Берлин, февраль 1983 г.
Крыса в лабиринте
Я уложил на полки папки с протоколами опытов, запер шкаф, повесил ключ на гвоздь и направился к двери. Шаги звонко разносились в нагретой тишине. Взявшись за ручку, я замер с поднятой головой: послышался легкий торопливый шелест. «Крыса, — мелькнуло у меня в голове. — Удрала из клетки? Это невозможно». Лабиринт, расставленный на столах, я мог охватить одним взглядом. Петляющие коридорчики под стеклянной крышкой были пусты. Наверное, показалось. Однако я не двигался с места. Снова шорох у окна. Отчетливый стук коготков. Обернувшись, я быстро присел и заглянул под столы. Ничего. Опять шорох, на этот раз с другой стороны. Я подскочил к печке. Упрямый шумок донесся из-за спины. Застыв на месте, я медленно повернул голову и посмотрел краем глаза. Светло и тихо. Еще шорох, и еще — с противоположной стороны. Я резко раздвинул столы. Ничего. Совсем рядом со мной нахальная возня, треск разгрызаемого дерева. Неподвижный, как изваяние, я обводил глазами комнату. Ничего. Неожиданно три-четыре резких шороха, шум под столами. Дрожь отвращения прошла у меня по спине. «Ну не боишься же ты крыс», — уговаривал я себя. От шкафчика, который я только что запер, донесся энергичный скрежет зубов. Я подскочил к дверцам — за ними что-то мечется, мягко клокочет, трепещет. Срываю замок… серый клубок летит мне прямо в грудь. Охваченный ужасом, задыхаясь, с отвратительным комком в горле, сделав такое усилие, будто свалил с себя каменную плиту, я проснулся.

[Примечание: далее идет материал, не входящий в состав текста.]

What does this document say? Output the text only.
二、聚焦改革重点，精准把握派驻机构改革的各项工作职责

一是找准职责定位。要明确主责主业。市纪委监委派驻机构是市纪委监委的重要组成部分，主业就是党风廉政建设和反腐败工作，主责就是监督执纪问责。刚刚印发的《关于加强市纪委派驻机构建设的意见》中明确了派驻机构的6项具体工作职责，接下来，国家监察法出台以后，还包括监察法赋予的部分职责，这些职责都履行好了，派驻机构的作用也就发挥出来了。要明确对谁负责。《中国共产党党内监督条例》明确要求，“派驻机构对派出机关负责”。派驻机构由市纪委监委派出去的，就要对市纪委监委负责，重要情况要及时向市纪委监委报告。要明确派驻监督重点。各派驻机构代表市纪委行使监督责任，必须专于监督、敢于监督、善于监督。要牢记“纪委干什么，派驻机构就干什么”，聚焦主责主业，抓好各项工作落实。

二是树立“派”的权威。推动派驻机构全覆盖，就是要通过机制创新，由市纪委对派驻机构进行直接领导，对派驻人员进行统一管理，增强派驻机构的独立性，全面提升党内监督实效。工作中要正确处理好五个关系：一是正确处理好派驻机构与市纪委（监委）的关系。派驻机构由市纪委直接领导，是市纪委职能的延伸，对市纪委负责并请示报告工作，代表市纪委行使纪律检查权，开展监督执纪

В автомобиле было темно. Я едва разглядел профиль Роберта в зеленом свете приборов. Он небрежно откинулся назад и скрестил руки на руле. Где-то он подсмотрел эту позу, наверное, у какого-нибудь профессионального водителя.
— Ну, что там с тобой? Не можешь усидеть? Уже подъезжаем.
— Душно в этой коробке, — буркнул я, опуская стекло, и подставил лицо резкому ветру. Тьма стремительно летела назад, только лента шоссе перед нами мерно покачивалась в свете фар.
Один поворот, другой — снопы света открывали длинные коридоры между стволами высоких сосен. Как белые призраки, выскакивали из мрака и исчезали дорожные столбики. Неожиданно асфальт кончился. «Шевроле» подпрыгнул на выбоине и, приплясывая, помчался узкой лесной дорогой — по мне мурашки пробежали при мысли, что мы сейчас налетим на какой-нибудь невыкорчеванный пень. Но я смолчал. Лес перед нами поредел, деревья расступились, и мы оказались на месте. Как я и ожидал, Роберт не убавил скорости на краю поляны и со скрежетом затормозил у самого полотнища палатки, бледно просвечивающего сквозь темноту. Передними колесами мы чуть не уперлись в колышки, к которым были привязаны тросы. Я уже хотел выругать Роберта за глупую браваду, но вспомнил, что это наш последний вечер.